Recently, the Turkish Cabinet sent a draft bill to parliament to ratify ILO Convention 176 on safety in mines after lobbying by global and national unions together with strong public opinion.

However it is still pending on the agenda of the parliament.

The International Labour Organisation earlier this month organised a national tripartite meeting on improving occupational safety and health in mining in Turkey. Representatives from government, workers, employers and other stakeholders concluded with agreement on the main elements of a roadmap on how to improve occupational safety and health in the industry.

The Turkish parliament in September passed a bill that brought new rights for miners on working hours, severance payments, retirement age, lowest wage to be double the legal minimum wage, as well as some legal entitlements for Soma victims and their families.

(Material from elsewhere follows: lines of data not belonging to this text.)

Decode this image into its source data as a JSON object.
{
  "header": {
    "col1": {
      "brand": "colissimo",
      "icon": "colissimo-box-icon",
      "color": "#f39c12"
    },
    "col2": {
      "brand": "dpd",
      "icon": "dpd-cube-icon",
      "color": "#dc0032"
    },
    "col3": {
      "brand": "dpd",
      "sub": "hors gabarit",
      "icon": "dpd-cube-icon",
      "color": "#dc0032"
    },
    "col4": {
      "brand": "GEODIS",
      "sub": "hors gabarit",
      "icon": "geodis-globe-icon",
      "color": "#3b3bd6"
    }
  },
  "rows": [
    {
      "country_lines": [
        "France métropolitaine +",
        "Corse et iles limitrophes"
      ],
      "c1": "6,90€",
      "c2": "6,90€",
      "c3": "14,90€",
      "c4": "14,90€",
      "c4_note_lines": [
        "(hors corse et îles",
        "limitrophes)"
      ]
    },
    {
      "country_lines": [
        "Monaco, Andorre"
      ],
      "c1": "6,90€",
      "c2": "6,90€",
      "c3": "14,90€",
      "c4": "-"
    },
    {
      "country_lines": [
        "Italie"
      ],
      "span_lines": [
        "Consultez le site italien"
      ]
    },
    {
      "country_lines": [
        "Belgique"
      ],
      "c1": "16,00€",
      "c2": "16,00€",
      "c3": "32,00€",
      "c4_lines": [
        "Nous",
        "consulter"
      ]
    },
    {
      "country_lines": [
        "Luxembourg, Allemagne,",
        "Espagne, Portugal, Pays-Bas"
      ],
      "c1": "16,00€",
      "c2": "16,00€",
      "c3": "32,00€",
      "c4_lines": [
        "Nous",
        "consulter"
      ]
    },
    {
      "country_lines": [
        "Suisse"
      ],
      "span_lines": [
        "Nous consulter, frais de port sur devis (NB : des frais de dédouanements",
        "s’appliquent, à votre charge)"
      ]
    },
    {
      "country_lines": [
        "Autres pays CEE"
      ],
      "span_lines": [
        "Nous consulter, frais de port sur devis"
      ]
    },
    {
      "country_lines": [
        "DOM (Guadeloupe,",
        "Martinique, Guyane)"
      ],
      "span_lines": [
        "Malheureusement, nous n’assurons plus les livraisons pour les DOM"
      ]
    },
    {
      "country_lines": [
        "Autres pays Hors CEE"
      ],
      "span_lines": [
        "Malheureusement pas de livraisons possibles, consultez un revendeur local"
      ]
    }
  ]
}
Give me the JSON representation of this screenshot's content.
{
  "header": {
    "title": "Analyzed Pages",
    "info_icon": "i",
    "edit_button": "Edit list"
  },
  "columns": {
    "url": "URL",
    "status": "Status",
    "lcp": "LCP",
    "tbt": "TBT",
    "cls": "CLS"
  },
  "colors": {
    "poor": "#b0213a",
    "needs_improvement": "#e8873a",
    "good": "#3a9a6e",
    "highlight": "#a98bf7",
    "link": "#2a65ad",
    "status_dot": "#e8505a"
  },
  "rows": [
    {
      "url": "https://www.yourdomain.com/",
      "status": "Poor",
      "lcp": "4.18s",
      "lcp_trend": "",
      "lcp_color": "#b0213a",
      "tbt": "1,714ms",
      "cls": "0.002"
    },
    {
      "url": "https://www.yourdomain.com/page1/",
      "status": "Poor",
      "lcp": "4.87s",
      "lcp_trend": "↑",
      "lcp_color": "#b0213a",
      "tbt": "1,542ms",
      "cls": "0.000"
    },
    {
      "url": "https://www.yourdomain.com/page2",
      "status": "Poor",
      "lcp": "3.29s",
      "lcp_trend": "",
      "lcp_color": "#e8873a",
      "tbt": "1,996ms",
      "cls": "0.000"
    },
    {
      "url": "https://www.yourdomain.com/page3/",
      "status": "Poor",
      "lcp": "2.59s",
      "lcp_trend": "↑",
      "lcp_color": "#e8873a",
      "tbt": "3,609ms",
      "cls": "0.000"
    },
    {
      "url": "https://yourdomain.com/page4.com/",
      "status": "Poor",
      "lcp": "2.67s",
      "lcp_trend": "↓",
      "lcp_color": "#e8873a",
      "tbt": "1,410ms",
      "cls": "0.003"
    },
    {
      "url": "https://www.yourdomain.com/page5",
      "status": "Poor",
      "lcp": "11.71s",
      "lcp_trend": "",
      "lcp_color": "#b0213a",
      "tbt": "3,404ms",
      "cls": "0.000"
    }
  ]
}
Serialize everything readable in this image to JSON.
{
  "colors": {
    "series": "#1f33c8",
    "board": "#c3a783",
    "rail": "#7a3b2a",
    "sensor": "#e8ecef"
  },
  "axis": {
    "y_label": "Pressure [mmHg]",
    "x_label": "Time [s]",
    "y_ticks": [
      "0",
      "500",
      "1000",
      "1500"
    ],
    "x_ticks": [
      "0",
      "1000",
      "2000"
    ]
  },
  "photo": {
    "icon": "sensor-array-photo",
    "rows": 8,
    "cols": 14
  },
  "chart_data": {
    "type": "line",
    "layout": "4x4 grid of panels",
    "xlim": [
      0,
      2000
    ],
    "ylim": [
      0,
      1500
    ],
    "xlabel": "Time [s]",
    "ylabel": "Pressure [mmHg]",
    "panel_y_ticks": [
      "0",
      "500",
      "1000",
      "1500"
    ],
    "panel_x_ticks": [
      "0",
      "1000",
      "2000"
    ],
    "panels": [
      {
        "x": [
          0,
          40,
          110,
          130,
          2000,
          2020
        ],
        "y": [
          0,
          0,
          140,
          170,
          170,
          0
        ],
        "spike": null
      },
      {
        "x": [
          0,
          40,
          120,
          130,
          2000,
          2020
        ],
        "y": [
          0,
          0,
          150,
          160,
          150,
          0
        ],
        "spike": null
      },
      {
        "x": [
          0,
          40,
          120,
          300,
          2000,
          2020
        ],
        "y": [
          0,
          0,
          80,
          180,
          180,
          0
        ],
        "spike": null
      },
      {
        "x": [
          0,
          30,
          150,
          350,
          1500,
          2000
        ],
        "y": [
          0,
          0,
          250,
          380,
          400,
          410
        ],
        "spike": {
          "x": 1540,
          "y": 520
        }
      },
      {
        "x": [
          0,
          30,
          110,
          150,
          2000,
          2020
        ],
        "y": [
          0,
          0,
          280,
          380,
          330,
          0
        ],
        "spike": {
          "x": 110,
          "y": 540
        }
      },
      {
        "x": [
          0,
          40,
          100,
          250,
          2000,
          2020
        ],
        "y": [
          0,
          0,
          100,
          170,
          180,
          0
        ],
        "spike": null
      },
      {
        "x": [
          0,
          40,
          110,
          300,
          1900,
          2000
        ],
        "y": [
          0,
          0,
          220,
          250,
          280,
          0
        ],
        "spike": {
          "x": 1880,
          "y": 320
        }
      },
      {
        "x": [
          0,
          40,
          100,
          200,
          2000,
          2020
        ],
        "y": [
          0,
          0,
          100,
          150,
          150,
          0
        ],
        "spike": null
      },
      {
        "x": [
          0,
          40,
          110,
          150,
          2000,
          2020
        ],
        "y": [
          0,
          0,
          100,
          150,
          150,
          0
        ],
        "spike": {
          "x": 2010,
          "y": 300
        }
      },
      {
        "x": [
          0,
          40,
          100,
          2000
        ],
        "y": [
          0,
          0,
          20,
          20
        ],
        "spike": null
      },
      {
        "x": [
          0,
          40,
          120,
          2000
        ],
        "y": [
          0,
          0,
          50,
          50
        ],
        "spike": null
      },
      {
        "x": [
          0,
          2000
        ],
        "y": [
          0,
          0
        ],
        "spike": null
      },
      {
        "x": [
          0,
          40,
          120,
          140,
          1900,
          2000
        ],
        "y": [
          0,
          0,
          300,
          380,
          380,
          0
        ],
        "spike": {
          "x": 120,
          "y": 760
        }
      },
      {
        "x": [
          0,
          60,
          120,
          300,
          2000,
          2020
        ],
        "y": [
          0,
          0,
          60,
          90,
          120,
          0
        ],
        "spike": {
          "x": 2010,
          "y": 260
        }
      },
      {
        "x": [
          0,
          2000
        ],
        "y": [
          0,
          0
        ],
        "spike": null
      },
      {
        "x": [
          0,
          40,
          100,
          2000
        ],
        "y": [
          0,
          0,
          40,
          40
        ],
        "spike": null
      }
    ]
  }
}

IndustriALL Global Union assistant general secretary Kemal Ozkan said: “The attention of the world’s media is once again turned to the senseless danger that Turkey’s mineworkers are put under by an unregulated industry. Now it is simply not an option for Turkey’s government to ignore the calls for action on safety and health in mines.

“The urgent first step must be the ratification and implementation of the International Labour Organisation’s Convention 176 that will bring the industry in line with international standards. Workers lives are not a commodity to be traded off against expenditure on safety.”